Induction of 2′5′-oligoadenylate synthetase activity and a new protein by chick interferon

Abstract

Abstract Treatment of primary cultures of chick embryo cells with homologous interferon increased the activity of 2′5′-oligoadenylate synthetase in their cytoplasmic extracts. This enzyme is activated by double-stranded RNA to synthesize the novel trinucleotide pppA 2′ p 5′ A 2′ p 5′ A (and higher oligomers) which is a potent inhibitor of cell-free protein synthesis. The increase in enzyme activity was dependent upon the concentration of interferon and the time of treatment.
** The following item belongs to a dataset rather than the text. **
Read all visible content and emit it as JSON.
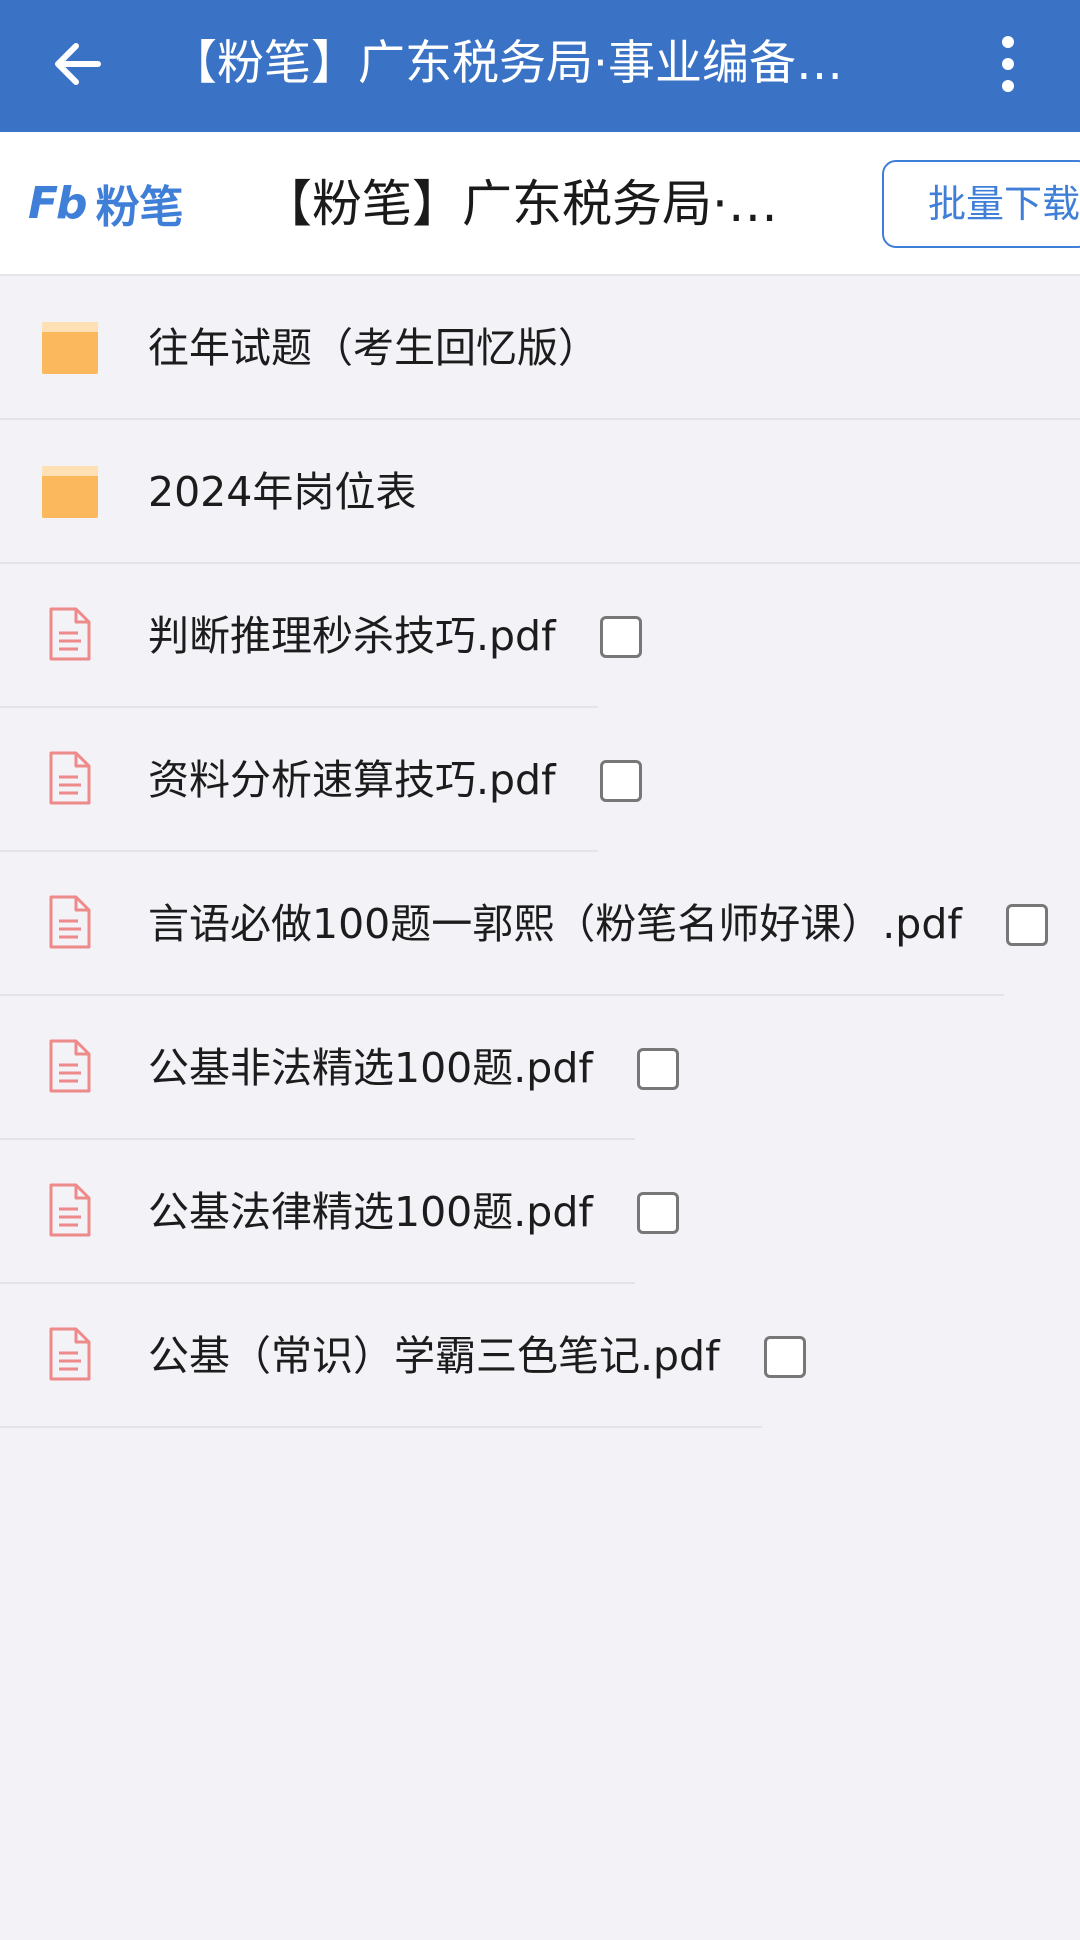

For example, 1 unit of interferon elicited a 10-fold increase in 20 hr, whereas 100 units or more produced a 2000- to 10,000-fold increase. The kinetics of enhancement showed an initial lag of about 1 hr, followed by a 4- to 5-hr period during which the activity increased exponentially. Maximum levels were reached about 10 hr after interferon treatment. Neither an increase in enzyme activity, nor the establishment of a virus-resistant state was observed in cells treated with chick interferon in the presence of actinomycin D or p -fluorophenylalanine, or in cells treated with heterologous (mouse) interferon. Analysis of the proteins labeled by incorporation of [ 35 S]methionine after interferon treatment revealed the appearance of a new polypeptide in the postribosomal supernatants of interferon-treated cells. Upon gel filtration, this polypeptide coeluted with the peak of oligoadenylate synthetase activity, at 50,000–60,000 MW. It had an apparent molecular weight of 56,000 when analyzed by polyacrylamide gel electrophoresis in the presence of sodium dodecyl sulfate. Like the 2′5′-oligoadenylate synthetase activity, the 56,000-dalton polypeptide bound to polyriboinosinic acid -polyribocytidylic acid covalently attached to agarose and could be partially purified in this manner. The appearance of the polypeptide was dependent on the concentration of interferon and the time of treatment employed and was blocked by the presence of actinomycin D. Pulse-labeling studies showed that its rate of synthesis increased sharply about 2 hr after interferon treatment but decreased again about 8 hr later despite the continued presence of interferon in the medium. The possibility that the 56,000-dalton polypeptide is the oligoadenylate synthetase enzyme is being studied. Whatever the outcome, these data suggest that the enzyme and the polypeptide are each the product of a gene whose function is controlled by interferon treatment.